Here's a tool assisted speedrun of a gamer playing Mega Man 3, 4, 5 & 6 all with the same button inputs. http://www.youtube.com/watch?v=z5pz6waED0w It's kind of chaotic, and not quite what you described, but similar and still pretty impressive.
Tangent: I briefly worked in the "gaming" (gambling) industry. To cope with the proliferation of laws, the backing algorithms could be changed to match whatever games of chance which were legal in a given jurisdiction, then topologically transformed to look like the desired game. What looked like video poker might actually be bingo, hence legal in a "only bingo is legal" locale.
(ETA: Sorry, no how-to details. I didn't work on that part of the code.)
That's pretty wacky. Could you explain a bit more about how the transformation works? I can't quite see how you run bingo behind the scenes but display something that looks like poker.
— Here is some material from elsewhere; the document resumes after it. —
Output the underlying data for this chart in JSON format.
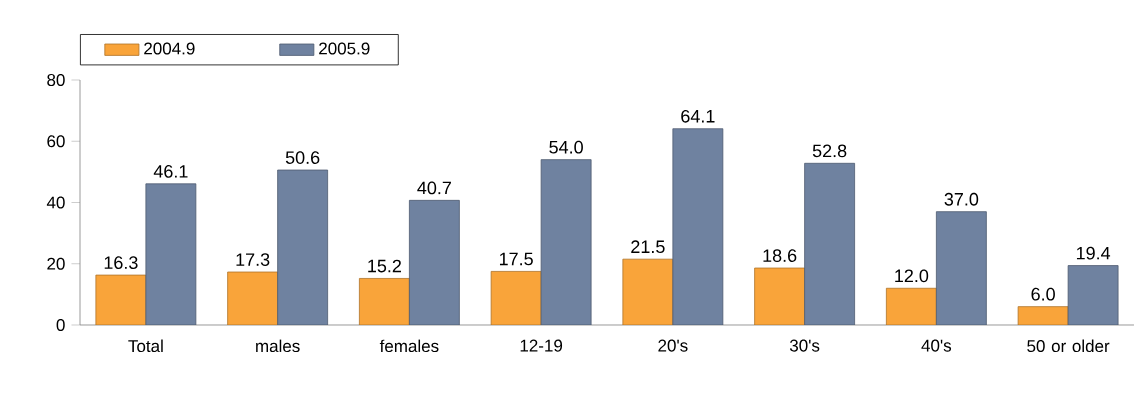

They seem too different.
The general concept is that the game isn't skill-based anyway; you have a randomly generated X that will have a payout of Y. If you have generated a bingo card + a ball sequence that will lose, then you can map that as a video poker hand that will lose and display that to the customer; if you have generated a bingo card+ball seqence that will win a multiple of 10, then you show that to the customer as a video poker hand that has, say, a full house combination and write in the 'rules' that having a full house hand will pay out a multiple of 10. Sure, it's not proper poker; but it's poker-themed enough to be attractive and such games are manufactured.
You just construct an artificial mapping between losing and winning positions in both games, the rest is cosmetics. You can have an "opponent hand" that is revealed afterwards or deal out "your hand" to you as in hold-em poker - it doesn't mean that the cards need to be "dealt" fairly; they are just illustration for a pregenerated loss/win/bigwin decision.
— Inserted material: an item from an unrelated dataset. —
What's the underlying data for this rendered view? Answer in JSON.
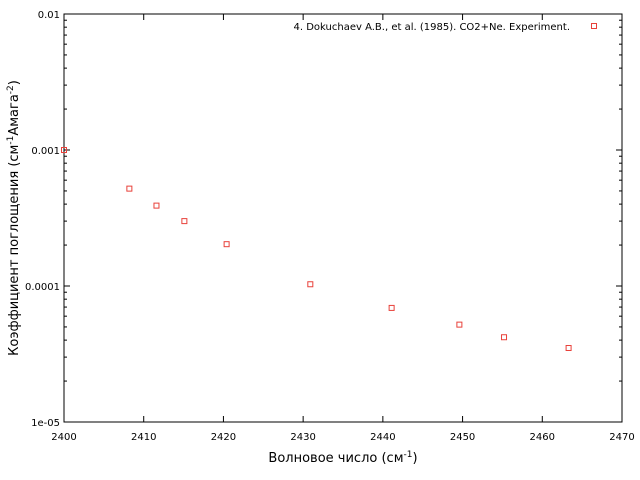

The most bizarre part, to me, is that the law actually cared about the real probability distribution over winning conditions, instead of the surface appearance. That seems way too sensible for lawyers to have come up with.
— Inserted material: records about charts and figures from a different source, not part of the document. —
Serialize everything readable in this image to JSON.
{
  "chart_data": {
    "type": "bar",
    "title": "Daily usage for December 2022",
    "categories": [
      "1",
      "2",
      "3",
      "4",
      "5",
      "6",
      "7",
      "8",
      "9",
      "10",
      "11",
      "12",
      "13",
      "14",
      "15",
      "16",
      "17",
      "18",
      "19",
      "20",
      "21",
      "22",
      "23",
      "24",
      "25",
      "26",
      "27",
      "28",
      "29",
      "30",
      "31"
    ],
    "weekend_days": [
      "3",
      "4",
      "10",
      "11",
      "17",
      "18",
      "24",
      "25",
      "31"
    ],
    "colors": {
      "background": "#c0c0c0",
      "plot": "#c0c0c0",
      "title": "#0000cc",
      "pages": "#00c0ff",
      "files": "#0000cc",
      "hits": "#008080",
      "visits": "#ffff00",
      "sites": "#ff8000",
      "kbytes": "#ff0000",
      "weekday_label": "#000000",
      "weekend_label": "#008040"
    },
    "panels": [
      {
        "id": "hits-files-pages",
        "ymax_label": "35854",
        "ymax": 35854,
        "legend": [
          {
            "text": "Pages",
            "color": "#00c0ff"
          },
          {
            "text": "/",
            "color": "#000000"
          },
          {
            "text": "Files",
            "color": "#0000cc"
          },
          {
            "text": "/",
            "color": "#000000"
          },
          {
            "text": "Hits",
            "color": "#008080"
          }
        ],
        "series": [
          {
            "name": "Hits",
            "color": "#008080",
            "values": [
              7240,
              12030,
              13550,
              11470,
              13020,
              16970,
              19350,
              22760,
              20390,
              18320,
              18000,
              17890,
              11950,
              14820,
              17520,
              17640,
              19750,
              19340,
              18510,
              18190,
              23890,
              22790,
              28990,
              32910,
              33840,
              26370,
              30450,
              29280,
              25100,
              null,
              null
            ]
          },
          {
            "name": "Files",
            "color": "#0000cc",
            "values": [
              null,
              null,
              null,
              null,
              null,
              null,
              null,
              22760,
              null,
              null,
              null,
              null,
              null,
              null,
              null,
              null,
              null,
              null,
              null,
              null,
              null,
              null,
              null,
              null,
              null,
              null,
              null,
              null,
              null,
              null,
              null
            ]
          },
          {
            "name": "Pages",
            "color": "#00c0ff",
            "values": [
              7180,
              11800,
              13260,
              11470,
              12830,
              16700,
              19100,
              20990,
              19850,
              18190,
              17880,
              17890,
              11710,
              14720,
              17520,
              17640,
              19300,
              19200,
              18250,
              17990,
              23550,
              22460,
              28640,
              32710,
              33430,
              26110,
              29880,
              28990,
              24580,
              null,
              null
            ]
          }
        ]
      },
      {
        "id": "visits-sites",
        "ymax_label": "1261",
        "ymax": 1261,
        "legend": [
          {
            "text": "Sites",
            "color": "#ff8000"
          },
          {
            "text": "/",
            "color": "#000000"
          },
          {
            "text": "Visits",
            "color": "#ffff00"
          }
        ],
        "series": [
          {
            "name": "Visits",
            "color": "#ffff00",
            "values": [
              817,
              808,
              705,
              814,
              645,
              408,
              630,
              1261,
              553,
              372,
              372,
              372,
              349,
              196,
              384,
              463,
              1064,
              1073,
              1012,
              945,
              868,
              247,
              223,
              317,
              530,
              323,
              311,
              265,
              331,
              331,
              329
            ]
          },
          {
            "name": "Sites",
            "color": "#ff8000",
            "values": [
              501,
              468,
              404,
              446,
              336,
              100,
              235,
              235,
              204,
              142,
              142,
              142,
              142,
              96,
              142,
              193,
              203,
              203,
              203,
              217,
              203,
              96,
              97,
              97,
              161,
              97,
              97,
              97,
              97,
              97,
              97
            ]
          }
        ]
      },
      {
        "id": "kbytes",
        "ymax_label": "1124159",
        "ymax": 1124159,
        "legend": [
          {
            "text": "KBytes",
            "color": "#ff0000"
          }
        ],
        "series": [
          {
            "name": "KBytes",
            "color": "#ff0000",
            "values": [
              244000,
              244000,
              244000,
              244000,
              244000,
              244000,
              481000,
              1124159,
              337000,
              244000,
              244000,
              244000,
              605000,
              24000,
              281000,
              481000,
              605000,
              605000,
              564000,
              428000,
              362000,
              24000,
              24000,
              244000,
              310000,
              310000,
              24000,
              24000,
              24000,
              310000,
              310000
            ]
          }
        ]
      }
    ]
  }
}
Law is often written by people who don't understand something well enough to regulate it sensibly, they just draw some lines in ignorance and then are surprised when the knowing find creative ways around it.
"No gambling here. Bingo only, because little old ladies will vote against us in droves if we ban it too." "Ok, can we do a video bingo game?" "Sure. It's bingo." "Can we line up five bingo cards at once?" "Sure. It's bingo." "Can we add up corresponding cells and display those?" "Uh...sure. It's bingo...ish." "Can we display just the first line of that summation grid?" "Yea....ah. It's still...uh...bingo." "Numbers are just arbitrary-shape symbols; can we display whatever icons we want in place of those numbers?" "Uh...yeah...kinda odd, but don't see why not." "OK, here's our game. Take a look." "Hey! That's poker! That's illegal!" "No, it's bingo. It just looks like poker after every step YOU approved."
Start with the numbers 1, 2, 3, 4, 5, 6, 7, 8, and 9. You and an opponent taking turns picking numbers, each time a number that has not been picked before. The winner is the first person to have picked three numbers that sum to exactly 15.
Try it out with a friend. You will gradually realize that it it seems surprisingly familiar...
> A simple and obvious example would be an infinite runner game where the winning input is a certain rhythm of spacebar presses, and a musical rhythm game that requires the same rhythm of spacebar presses.
The only game that comes close to that, that I'm familiar with is Henry Hatsworth in the Puzzling Adventure for Nintendo DS. It combines a platformer with a bejeweled-style puzzle on the bottom screen, where the tiles that spawn are tied to what enemies you kill and how much damage you take, and you need to play both games to damage enemies, get bonuses and summon the giant victorian steam/tea-powered robot. Thankfully the top game is paused while you swap tiles on the bottom.